Bab 33

27.4K 2.7K 49
                                    

HAI! Maapin aku yaa baru bisa update sekarang😭😭

Btw ini beneran tinggal beberapa bab lagi. Jad, jadi jangan lupa diramein terus ya kolom komentarnya. Jangan lupa vote juga😘

Selamat membaca❤

•••

Kuseka sisa-sisa air mata yang membasahi wajahku dengan punggung tanganku. Hatiku masih berdebar kencang di dalam sana usai mendengar suara Aulion yang sangat amat kurindukan.

Namun, hal itu bukannya menghapus kerinduanku terhadap sosoknya, rasa rinduku padanya malah semakin bertambah. Timbul hasrat yang kuat untuk menemuinya. Aku ingin memeluknya, mendekap erat tubuhnya yang selalu memberi kehangatan.

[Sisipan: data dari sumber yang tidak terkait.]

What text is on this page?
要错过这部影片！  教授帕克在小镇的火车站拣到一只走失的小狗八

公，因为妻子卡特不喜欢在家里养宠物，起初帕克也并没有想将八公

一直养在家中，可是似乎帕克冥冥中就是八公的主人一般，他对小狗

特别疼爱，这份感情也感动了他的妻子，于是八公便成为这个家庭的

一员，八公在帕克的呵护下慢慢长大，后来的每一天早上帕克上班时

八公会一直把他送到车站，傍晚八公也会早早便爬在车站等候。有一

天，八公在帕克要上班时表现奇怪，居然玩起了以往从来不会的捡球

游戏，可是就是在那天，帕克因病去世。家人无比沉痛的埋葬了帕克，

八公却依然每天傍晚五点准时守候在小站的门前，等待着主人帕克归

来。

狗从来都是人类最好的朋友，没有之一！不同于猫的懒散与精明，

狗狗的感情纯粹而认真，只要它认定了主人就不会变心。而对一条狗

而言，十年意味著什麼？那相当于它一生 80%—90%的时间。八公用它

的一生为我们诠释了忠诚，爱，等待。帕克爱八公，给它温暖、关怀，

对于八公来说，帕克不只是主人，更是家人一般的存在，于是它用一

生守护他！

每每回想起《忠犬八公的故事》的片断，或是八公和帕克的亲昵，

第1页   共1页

“Apa sebaiknya kita menemui Papamu, Nak?” Aku bermonolog sembari mengusap perutku, bertanya pada janin dalam rahimku, berharap dia memberi jawaban akan keraguanku.

Keputusan yang kubuat waktu itu didasarkan pada emosi sesaat. Aku yang sudah terlalu lelah dengan banyak masalah yang mampir, pada akhirnya memilih jalan untuk menyerah, berharap bisa sembuh dengan cara meninggalkannya.

Sayangnya, perkiraanku salah. Menjauh darinya malah menimbulkan luka baru di hatiku. Bukan hanya aku yang terluka, Aulion juga. Dan akulah yang menorehkan luka tersebut dengan sengaja.

“Mama jahat banget sama Papa kamu ya, Nak?” Pertanyaan lainnya kembali terlontar dari mulutku. Masih dengan tangan yang mengelus-elus perutku. Juga senyum getir yang tampil dalam ekspresi senduku.

Aku mengakui jika aku sangatlah egois. Tidak memberikan kesempatan pada Aulion untuk menjelaskan kesalahpahaman yang menjadi penyebab utama retaknya hubungan kami.

Aku tak bertanya tentang perasaannya ketika aku memilih untuk pergi. Aku tak bertanya apakah dia setuju atau tidak. Apakah dia baik-baik saja atau tidak. Semua keputusan kubuat seorang diri.

Aku mengembuskan napas panjang sembari meletakkan kepalaku di sofa. Kedua mataku pun memejam sejenak manakala perasaan bersalah berangsur-angsur memenuhi diriku.

Dalam waktu satu minggu ini, aku memang sudah jauh lebih tenang. Aku mulai bisa mengontrol emosiku yang naik turun. Perlahan aku bangkit dari keterpurukan yang seakan merundungku selama beberapa minggu terakhir.

Barangkali sudah waktunya aku mengakhiri kesendirianku. Aku harus menyelesaikan beberapa masalah yang kutinggalkan begitu saja. Aku harus bertanggung jawab atas apa yang telah kulakukan. Terutama tanggung jawab berupa permohonan maaf terhadap keluarga Aulion yang mungkin merasa tertipu denganku selama ini.

Aku mengangkat kepalaku dari sofa dan menegakkan posisi dudukku. Lantas, kuambil ponsel yang terletak di samping tubuhku untuk melihat jam.

Pukul setengah empat sore, dan aku belum makan siang sama sekali.

Selain bersikap jahat pada Aulion, aku juga begitu jahat pada janinku karena sering telat makan dengan sengaja. Aku benar-benar sosok ibu yang buruk.

Dengan ponsel yang tetap dalam genggaman, aku bangkit berdiri. Berjalan dengan langkah pelan menuju ranjang, menengok bapak yang syukurnya sedang terlelap sehingga aku bisa meninggalkannya sejenak.

Lantas, aku bergegas menuju pintu dan pergi ke kafetaria untuk makan siang. Namun, saat pintu baru saja kubuka, aku dikejutkan dengan kehadiran sesosok wanita paruh baya yang berdiri di depan pintu ruang perawatan bapak dengan sebelah kepalan tangan yang diangkat, seakan-akan hendak mengetuk pintu yang sudah lebih dulu dibuka.